This weekly column offers opinions on the latest pharmaceutical industry news.
With a theatrical flair, Martin Shkreli, the poster boy for sky-high drug prices, once again captured the public imagination as he appeared last week before a congressional committee. The former hedge fund manager smirked his way through the hearing, where he asserted his Fifth Amendment right not to answer questions. And he later tweeted that the committee members were “imbeciles.”
Of course, executives at other drug makers — big and small — don’t behave this way. And that is something that the rest of the industry is struggling to emphasize. At a recent health care conference, Merck chief executive Ken Frazier appeared onstage shortly after Shkreli and insisted that “he is not us.” The pharmaceutical industry, Frazier explained, invests in research, develops innovative medicines, and seeks to find cures. Shkreli, he insisted, is an aberration who exists to exploit pricing in order to make a quick buck.
But while Shkreli and the rest of the pharmaceutical industry are, indeed, a study in contrasts, the differences may be lost on the American public.
Like it or not, this is a problem for every drug maker. And there’s a simple reason — prices for many medicines are rising.
Of about 3,000 brand-name medicines, prices more than doubled for 60 products, and at least quadrupled for 20 of those, since December 2014, according to Bloomberg News. The analysis also found that the cost of many drugs rose at annual rates of more than 10 percent.
“This is why most people don’t differentiate between Shkreli and other companies. And that’s the elephant in the room,” said Paul Argenti, a professor at the Tuck School of Business at Dartmouth College, who studies corporate reputation. “It’s not enough to say that he’s worse when your own prices and profits are going up. That argument isn’t working. Most people lump them together.”
And blaming a few outliers, such as Valeant Pharmaceuticals, which has been skewered for buying medicines and jacking up the prices by hundreds of percentage points, fails to tell the whole story.

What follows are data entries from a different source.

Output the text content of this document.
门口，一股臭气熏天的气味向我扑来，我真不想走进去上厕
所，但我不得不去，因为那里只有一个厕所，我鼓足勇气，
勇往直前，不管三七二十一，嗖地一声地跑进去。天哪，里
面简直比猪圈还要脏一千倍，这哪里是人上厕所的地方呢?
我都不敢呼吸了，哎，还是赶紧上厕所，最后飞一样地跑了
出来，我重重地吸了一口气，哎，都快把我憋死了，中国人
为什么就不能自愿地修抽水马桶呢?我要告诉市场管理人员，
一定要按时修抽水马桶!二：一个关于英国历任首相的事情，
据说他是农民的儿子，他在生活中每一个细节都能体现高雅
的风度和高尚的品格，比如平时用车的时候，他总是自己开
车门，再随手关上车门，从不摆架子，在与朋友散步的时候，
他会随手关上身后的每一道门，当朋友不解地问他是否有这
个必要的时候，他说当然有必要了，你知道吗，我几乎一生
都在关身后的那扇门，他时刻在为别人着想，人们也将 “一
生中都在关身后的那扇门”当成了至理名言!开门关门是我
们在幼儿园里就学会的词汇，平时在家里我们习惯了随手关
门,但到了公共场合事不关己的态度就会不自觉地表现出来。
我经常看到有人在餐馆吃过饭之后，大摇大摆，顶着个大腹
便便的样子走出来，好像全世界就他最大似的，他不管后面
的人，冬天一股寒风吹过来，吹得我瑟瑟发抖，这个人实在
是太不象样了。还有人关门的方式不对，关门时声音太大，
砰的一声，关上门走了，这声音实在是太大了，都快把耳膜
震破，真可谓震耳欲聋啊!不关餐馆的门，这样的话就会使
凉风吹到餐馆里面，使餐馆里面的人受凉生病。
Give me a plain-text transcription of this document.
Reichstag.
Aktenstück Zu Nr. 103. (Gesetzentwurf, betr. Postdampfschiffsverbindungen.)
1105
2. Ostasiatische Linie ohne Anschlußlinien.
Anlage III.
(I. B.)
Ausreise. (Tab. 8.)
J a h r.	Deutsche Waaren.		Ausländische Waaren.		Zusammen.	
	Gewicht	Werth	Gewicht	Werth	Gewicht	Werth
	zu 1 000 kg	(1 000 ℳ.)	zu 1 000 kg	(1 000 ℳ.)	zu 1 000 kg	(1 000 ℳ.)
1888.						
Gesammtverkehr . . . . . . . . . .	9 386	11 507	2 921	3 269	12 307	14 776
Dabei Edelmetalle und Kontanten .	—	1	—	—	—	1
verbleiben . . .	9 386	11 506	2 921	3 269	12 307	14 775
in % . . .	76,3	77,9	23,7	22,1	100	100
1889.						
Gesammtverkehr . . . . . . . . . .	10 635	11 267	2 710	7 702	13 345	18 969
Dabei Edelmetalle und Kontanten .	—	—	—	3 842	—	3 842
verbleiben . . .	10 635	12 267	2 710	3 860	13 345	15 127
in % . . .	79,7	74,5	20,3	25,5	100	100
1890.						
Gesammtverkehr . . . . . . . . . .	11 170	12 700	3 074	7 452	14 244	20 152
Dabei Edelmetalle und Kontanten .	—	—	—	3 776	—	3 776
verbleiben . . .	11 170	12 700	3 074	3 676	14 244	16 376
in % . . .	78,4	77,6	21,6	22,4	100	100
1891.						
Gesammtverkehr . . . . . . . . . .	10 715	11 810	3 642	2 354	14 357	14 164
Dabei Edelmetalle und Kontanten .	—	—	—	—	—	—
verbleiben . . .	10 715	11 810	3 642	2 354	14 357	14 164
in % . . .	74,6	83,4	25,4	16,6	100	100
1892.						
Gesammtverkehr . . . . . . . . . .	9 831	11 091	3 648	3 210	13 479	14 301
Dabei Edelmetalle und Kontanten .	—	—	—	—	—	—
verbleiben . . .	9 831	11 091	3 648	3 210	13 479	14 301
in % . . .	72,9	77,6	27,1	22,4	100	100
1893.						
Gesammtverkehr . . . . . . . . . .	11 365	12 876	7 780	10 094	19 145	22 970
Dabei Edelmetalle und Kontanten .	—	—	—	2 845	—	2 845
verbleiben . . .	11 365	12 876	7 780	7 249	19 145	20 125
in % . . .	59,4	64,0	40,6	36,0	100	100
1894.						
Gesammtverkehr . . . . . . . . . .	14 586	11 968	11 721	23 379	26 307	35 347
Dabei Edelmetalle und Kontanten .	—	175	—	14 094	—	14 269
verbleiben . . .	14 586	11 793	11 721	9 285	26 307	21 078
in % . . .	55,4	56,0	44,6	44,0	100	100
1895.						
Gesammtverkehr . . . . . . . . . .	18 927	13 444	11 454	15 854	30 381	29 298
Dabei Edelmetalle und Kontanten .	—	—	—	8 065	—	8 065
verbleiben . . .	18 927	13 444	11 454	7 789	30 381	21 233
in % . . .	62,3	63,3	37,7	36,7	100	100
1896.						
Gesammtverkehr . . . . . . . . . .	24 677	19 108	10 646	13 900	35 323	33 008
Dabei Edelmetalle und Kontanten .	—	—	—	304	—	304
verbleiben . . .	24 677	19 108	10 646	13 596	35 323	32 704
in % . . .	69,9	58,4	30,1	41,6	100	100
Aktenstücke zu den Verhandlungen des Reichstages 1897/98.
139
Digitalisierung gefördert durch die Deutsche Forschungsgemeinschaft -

More than a decade ago, seniors began packing into buses to buy their medicines in Canada. Oncologists have openly railed about the prices charged for new treatments. More recently, some state Medicaid agencies placed restrictions on patient access to expensive hepatitis C treatments in order to protect their budgets.
Indeed, the pricing dilemma really took off two years ago when Gilead Sciences, an established biotech and a Wall Street darling, began charging $1,000 a pill for its Sovaldi hepatitis C treatment. Since then, hepatitis C drugs have been a flashpoint in the debate over the cost of medicines.
The reality is that price hikes are pervasive and the entire pharmaceutical industry shares responsibility for its poor reputation. And the problem is not going to go away with a few speeches, television ads, or programs to provide patients with discount medicines — not while there is virtually no transparency in pricing.
“The industry needs to convince people that the money they make goes into innovation,” said Michael Barnett, a Rutgers Business School professor who specializes in stakeholder management. “But that’s also the party line they’ve been telling for a while.”
Indeed, drug makers may find it difficult to argue that rising prices fuel the profits needed for R&D. A recent study by Deloitte and GlobalData found that big drug makers are “more likely to return cash generated to shareholders via a combination of dividends and share buybacks than they are to invest in company acquisitions, product licenses and internal R&D.”
In doing so, companies hope to fulfill their fiduciary responsibility to stockholders. Ironically, pleasing shareholders is the same rationale that Shkreli repeatedly used to explain why he raised the price of a Turing Pharmaceuticals drug by 5,000 percent.
One industry veteran, John LaMattina, a former head of R&D at Pfizer, argued that many big drug makers are trying to preserve the level of their R&D investments, despite shareholders’ demands for them to prop up stock prices. But he also noted there is sufficient blame to go around for the pricing controversy.
“The public isn’t sophisticated enough to distinguish between a Shkreli and a Frazier. They just see a pharmaceutical CEO and price gouging,” he said. “But it’s also true that all these price increases we’ve seen are pretty damning in their own right.”
Shkreli may be a convenient whipping boy, but the controversy over high prices began simmering long before he targeted pharmaceuticals as a pot of gold. At some point, drug makers may have to acknowledge that they have more in common with Shkreli than they care to admit.